Study offers hope of a new treatment for rare endometrial cancer

Drug used for heart disease could have an anti-cancer role after unexpected findings.

Doctor performs an endometrial ultrasound scan on patient. (Photo: Getty Images)

Digoxin, a drug used to treat heart failure, shows promise for treating a rare but aggressive form of endometrial cancer that can't be treated with the current chemotherapy drug. (Photo: Getty Images)

A team of researchers at the University of Alberta has found that digoxin, a drug widely used to treat congestive heart failure, is an effective therapy for a rare and aggressive form of endometrial cancer.

The findings, published in the July issue of the journal Gynecologic Oncology, were a surprise to the researchers, says Cheng-Han Lee, associate professor in the Department of Laboratory Medicine & Pathology and Sawin-Baldwin Chair in Ovarian Cancer.

“People had begun to uncover the anti-cancer role of digoxin about a decade and a half ago,” says Lee, who was senior author on the study. “But they never figured out why it seemed to work on some cancers and not others, so it was difficult to translate the findings to clinical practice.”

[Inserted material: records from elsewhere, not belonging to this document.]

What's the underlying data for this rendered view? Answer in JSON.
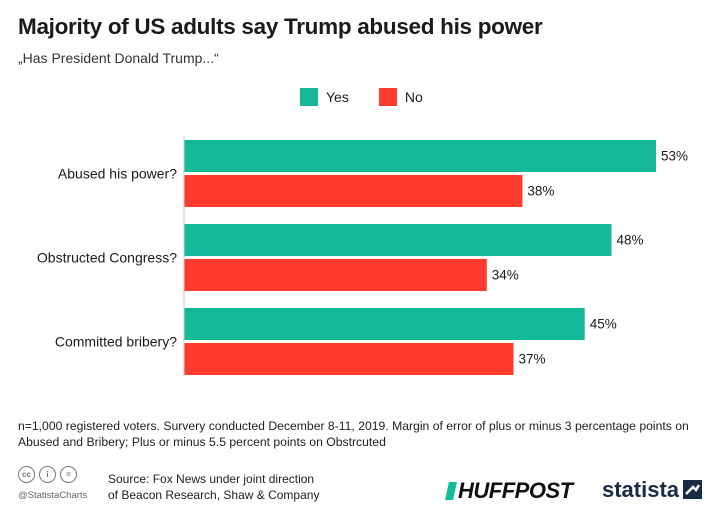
{
  "title": "Majority of US adults say Trump abused his power",
  "subtitle": "„Has President Donald Trump...“",
  "legend": [
    {
      "label": "Yes",
      "color": "#15b99a"
    },
    {
      "label": "No",
      "color": "#ff3b30"
    }
  ],
  "chart_data": {
    "type": "bar",
    "orientation": "horizontal",
    "categories": [
      "Abused his power?",
      "Obstructed Congress?",
      "Committed bribery?"
    ],
    "series": [
      {
        "name": "Yes",
        "color": "#15b99a",
        "values": [
          53,
          48,
          45
        ],
        "labels": [
          "53%",
          "48%",
          "45%"
        ]
      },
      {
        "name": "No",
        "color": "#ff3b30",
        "values": [
          38,
          34,
          37
        ],
        "labels": [
          "38%",
          "34%",
          "37%"
        ]
      }
    ],
    "xlim": [
      0,
      53
    ],
    "grid": false,
    "legend_position": "top-center"
  },
  "footer": {
    "note": "n=1,000 registered voters. Survery conducted December 8-11, 2019. Margin of error of plus or minus 3 percentage points on Abused and Bribery; Plus or minus 5.5 percent points on Obstrcuted",
    "source_line1": "Source: Fox News under joint direction",
    "source_line2": "of Beacon Research, Shaw & Company",
    "handle": "@StatistaCharts",
    "cc_icons": [
      "cc",
      "i",
      "="
    ],
    "huffpost": "HUFFPOST",
    "statista": "statista"
  }
}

The new U of A study, which was the master’s thesis of graduate student Pooja Praveen Kumar, involved collaboration with scientists at the University of Saskatchewan and the University of British Columbia. The researchers used surgical tissue samples from patients with a highly aggressive type of endometrial cancer to create three-dimensional laboratory cell models that closely resembled how cancer cells would behave in humans.

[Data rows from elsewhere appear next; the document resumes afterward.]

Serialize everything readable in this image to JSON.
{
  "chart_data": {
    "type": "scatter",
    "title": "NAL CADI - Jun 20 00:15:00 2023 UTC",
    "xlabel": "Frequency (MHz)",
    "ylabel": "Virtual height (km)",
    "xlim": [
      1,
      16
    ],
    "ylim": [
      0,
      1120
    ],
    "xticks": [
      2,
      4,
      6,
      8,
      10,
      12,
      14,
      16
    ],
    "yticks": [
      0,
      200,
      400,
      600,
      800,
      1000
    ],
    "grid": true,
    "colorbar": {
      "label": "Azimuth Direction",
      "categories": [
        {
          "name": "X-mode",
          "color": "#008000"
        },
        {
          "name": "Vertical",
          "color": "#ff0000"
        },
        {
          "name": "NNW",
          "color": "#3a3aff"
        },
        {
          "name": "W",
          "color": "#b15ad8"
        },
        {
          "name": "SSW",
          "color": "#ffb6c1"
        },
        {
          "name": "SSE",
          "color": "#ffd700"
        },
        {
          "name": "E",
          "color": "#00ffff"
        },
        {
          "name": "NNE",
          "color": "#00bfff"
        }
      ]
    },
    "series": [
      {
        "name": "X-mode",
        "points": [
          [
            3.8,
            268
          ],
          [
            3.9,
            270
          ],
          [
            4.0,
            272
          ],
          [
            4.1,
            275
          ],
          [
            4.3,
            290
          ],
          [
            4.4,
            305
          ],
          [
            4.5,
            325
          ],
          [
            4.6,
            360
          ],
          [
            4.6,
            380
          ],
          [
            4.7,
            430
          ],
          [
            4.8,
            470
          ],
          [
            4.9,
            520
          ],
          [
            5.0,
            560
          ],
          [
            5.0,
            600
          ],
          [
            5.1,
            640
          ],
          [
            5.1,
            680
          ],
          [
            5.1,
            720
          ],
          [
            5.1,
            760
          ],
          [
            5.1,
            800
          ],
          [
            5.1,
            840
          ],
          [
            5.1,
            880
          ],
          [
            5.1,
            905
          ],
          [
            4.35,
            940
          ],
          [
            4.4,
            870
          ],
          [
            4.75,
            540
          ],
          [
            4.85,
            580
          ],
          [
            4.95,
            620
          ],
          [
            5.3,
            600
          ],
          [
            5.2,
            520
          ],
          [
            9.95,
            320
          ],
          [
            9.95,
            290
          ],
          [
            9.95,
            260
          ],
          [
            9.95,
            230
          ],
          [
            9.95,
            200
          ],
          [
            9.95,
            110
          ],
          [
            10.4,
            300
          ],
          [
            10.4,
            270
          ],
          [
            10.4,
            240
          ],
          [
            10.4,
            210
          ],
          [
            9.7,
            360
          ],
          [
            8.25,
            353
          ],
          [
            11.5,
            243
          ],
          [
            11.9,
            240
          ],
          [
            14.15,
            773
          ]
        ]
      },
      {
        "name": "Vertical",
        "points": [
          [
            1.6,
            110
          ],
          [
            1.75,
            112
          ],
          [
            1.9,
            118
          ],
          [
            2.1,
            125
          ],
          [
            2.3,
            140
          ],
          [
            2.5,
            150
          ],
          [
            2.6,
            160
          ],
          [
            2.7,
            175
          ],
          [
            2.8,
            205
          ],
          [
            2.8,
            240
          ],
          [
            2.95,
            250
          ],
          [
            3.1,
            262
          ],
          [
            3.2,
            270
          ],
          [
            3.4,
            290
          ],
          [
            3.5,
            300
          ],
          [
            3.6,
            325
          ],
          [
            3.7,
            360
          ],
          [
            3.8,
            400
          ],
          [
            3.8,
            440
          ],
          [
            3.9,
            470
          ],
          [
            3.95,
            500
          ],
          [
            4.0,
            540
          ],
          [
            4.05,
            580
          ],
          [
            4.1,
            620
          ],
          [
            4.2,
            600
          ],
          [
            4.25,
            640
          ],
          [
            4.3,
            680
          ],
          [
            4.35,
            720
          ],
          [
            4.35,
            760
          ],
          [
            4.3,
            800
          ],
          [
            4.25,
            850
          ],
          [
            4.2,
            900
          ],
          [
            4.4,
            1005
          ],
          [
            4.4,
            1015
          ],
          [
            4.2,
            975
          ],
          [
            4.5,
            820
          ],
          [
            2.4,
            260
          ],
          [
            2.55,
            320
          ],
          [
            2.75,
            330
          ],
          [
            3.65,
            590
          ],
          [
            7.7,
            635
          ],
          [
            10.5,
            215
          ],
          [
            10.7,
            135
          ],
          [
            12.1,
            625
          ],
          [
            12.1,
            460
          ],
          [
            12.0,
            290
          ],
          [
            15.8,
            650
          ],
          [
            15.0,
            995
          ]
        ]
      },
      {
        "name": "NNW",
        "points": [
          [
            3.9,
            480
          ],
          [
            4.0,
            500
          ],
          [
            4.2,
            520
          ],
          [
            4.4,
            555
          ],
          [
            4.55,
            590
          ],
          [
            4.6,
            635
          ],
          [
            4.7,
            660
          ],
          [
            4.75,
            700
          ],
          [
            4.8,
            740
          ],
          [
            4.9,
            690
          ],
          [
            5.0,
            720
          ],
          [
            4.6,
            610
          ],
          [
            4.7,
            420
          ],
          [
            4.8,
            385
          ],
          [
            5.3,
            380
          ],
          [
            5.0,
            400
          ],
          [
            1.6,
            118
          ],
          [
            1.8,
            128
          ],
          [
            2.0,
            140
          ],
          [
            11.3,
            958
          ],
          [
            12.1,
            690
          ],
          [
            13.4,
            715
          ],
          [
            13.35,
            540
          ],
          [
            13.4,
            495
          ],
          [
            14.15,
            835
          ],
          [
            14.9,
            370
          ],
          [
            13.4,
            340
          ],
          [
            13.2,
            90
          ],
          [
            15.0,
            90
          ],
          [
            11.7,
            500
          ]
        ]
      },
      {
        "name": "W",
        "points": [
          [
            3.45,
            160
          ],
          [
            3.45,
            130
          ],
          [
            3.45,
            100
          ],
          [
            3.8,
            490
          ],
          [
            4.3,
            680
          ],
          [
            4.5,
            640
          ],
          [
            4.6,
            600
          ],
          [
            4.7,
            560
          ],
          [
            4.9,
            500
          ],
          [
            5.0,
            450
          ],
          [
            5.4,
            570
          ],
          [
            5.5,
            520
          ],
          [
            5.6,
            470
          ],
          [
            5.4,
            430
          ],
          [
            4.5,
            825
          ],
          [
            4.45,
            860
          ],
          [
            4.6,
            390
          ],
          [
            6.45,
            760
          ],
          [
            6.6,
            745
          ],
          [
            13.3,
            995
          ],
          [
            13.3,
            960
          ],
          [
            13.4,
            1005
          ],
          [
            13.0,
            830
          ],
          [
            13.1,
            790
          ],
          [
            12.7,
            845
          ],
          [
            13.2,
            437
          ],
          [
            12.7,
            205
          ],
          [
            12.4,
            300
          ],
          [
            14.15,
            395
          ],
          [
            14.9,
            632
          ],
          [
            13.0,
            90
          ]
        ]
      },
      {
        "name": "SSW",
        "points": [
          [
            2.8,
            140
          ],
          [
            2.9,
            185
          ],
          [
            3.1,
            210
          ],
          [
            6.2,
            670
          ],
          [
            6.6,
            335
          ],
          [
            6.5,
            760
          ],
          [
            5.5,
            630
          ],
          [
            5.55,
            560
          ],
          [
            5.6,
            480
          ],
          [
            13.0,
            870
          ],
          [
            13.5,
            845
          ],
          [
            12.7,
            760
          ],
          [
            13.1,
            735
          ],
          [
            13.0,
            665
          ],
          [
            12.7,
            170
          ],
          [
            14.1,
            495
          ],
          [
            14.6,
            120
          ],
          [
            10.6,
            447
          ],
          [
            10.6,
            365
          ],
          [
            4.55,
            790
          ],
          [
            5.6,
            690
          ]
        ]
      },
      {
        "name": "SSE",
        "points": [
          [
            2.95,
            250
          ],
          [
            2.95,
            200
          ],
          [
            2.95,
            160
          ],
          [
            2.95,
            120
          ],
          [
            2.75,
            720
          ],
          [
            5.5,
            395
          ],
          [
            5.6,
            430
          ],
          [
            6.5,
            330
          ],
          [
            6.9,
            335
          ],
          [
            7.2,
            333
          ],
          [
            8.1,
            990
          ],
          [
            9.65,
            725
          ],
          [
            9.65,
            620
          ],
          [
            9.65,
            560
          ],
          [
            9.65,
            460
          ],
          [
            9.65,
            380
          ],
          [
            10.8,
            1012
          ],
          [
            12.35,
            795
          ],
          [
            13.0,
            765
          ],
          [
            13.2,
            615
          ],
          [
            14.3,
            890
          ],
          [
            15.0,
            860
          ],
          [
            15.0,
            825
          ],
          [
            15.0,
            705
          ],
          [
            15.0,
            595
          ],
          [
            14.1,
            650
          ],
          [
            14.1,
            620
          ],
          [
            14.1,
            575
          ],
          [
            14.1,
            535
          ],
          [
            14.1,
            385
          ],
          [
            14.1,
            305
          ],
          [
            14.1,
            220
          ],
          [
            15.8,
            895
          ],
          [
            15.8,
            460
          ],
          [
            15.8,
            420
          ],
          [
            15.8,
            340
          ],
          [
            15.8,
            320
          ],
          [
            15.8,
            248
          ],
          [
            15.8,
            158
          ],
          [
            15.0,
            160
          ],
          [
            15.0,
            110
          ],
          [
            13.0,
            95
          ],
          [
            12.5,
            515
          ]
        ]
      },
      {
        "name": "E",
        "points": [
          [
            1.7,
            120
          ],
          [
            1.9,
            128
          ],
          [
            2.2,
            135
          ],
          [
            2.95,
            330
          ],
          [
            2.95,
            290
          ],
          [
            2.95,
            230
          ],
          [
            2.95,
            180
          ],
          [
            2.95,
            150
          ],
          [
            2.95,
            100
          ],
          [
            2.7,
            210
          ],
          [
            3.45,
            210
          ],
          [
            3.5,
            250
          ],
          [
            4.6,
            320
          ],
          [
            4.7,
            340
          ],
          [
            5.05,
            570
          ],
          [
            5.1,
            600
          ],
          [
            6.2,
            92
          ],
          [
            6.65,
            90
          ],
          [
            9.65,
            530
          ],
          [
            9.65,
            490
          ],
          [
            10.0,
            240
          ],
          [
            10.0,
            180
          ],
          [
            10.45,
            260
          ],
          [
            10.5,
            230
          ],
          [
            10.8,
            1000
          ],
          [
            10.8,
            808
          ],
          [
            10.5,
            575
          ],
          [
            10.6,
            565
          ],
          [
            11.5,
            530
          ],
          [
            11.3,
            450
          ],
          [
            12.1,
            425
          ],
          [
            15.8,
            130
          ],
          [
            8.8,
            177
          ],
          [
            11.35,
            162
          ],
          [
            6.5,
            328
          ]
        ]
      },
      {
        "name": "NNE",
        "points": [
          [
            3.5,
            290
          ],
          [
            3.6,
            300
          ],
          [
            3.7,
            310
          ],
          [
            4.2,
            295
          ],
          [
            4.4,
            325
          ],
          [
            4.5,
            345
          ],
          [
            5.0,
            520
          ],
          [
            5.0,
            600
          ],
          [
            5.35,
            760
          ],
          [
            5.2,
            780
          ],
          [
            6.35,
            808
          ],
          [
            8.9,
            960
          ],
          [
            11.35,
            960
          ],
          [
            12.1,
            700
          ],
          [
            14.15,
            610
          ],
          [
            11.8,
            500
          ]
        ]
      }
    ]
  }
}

They tested hundreds of drug compounds that might work to control the endometrial cancer cells, using a robotic platform at the Saskatchewan Cancer Agency.

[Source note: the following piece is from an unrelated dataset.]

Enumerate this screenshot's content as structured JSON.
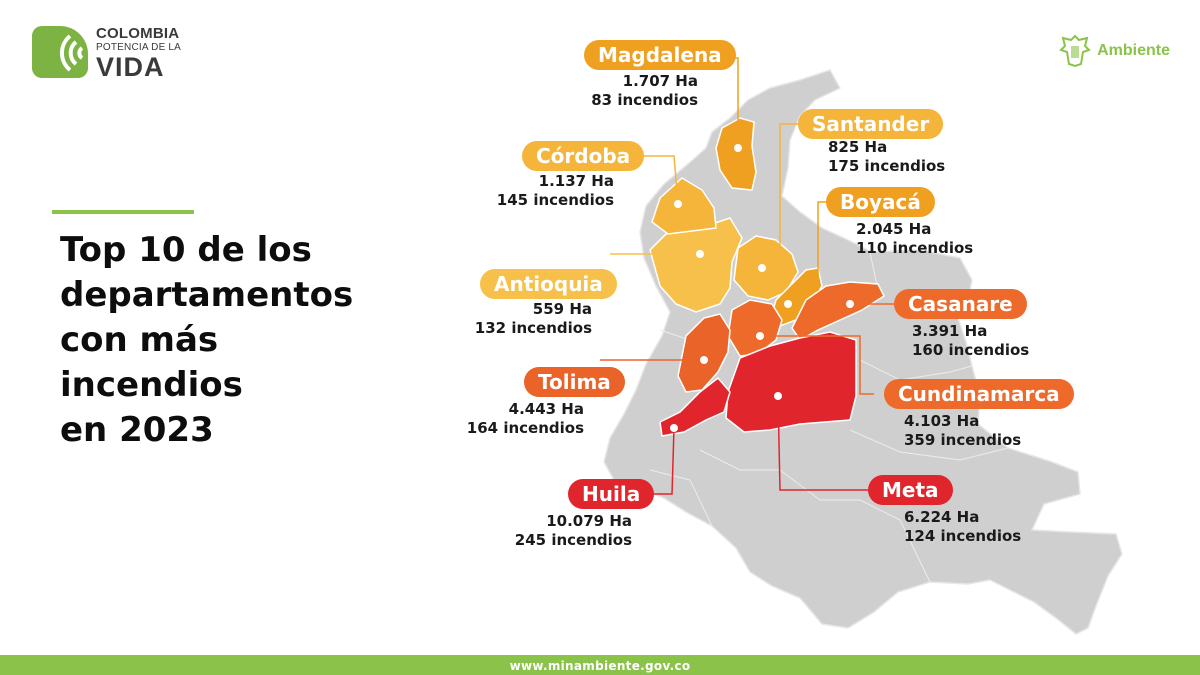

Digoxin was identified as a promising drug candidate, along with several other drugs in the cardiac glycoside compound family. The findings are critical because the current chemotherapy drug widely used for endometrial cancer doesn’t work on this highly aggressive subset, known as dedifferentiated endometrial carcinoma (DDEC).

Endometrial cancer affects thousands of Canadian women

Endometrial cancer is found in the inner lining of the uterus and is the most common gynecological cancer in Canada, according to the Society of Gynecologic Oncology of Canada. An estimated 8,600 Canadian women will be diagnosed with uterine cancer this year, more than 90 per cent of which are endometrial.

Though the five-year survival rate for most endometrial cancer is as high as 90 per cent if the disease is found early, the prognosis for women with the DDEC subset is dire. Although it makes up only about two per cent of endometrial cancers, the 100 per cent mortality rate means finding a treatment is crucial.

“With a lot of cancer we study, we plot the median survival in years,” says Lee. “With this one, it’s only three or four months median survival. So it’s terrible.”

Lee, who received his MD-PhD degree and his pathology residency training at the University of British Columbia, started studying this rare cancer in 2013 during an earlier stint at the U of A, working with the previous Sawin-Baldwin Chair, Lynne Postovit. They used next-generation genetic sequencing technology to understand the unique molecular biology of these tumours that could explain why they kill patients so quickly.

I’m optimistic that through studying the mechanisms involved in why this endometrial cancer is vulnerable to this drug, we will be able to learn more about how to treat other aggressive cancer types.

Cheng-Han Lee

Cheng-Han Lee
(Photo: William Au)

That research provided the foundation for the new study. The researchers expect to present their findings to clinical trial groups in Canada and the United States, with the hope that an organization might consider using digoxin on patients in a trial. But that process could take years, Lee stresses.

Followup project starts in September

The immediate next step for Lee’s team is a two-year project, funded by the Cancer Research Society, to understand the mechanism by which digoxin kills the aggressive DDEC cancer cells. 

“It’s almost like we are repurposing this drug because it has an unexpected anti-cancer effect against this cancer,” Lee says. “If we understand how these cancer cells are vulnerable to the drug, then we can ask the question: is there a more specific way to target this?”

Lee is also curious to know whether there could be other drugs that would be even more effective than digoxin, or whether digoxin could be combined with another drug to make it better tolerated. One possibility would be looking at combining digoxin with doxorubicin, already used as a second- or third-line treatment for endometrial cancer. 

The research could have broader implications beyond this rare type of endometrial cancer, adds Lee, who is a member of the Women and Children’s Health Research Institute and the Cancer Research Institute of Northern Alberta.

“I’m optimistic that through studying the mechanisms involved in why this endometrial cancer is vulnerable to this drug, we will be able to learn more about how to treat other aggressive cancer types.”

The Sawin-Baldwin Chair in Ovarian Cancer is supported by the Alberta Women’s Health Foundation and the Alberta Cancer Foundation.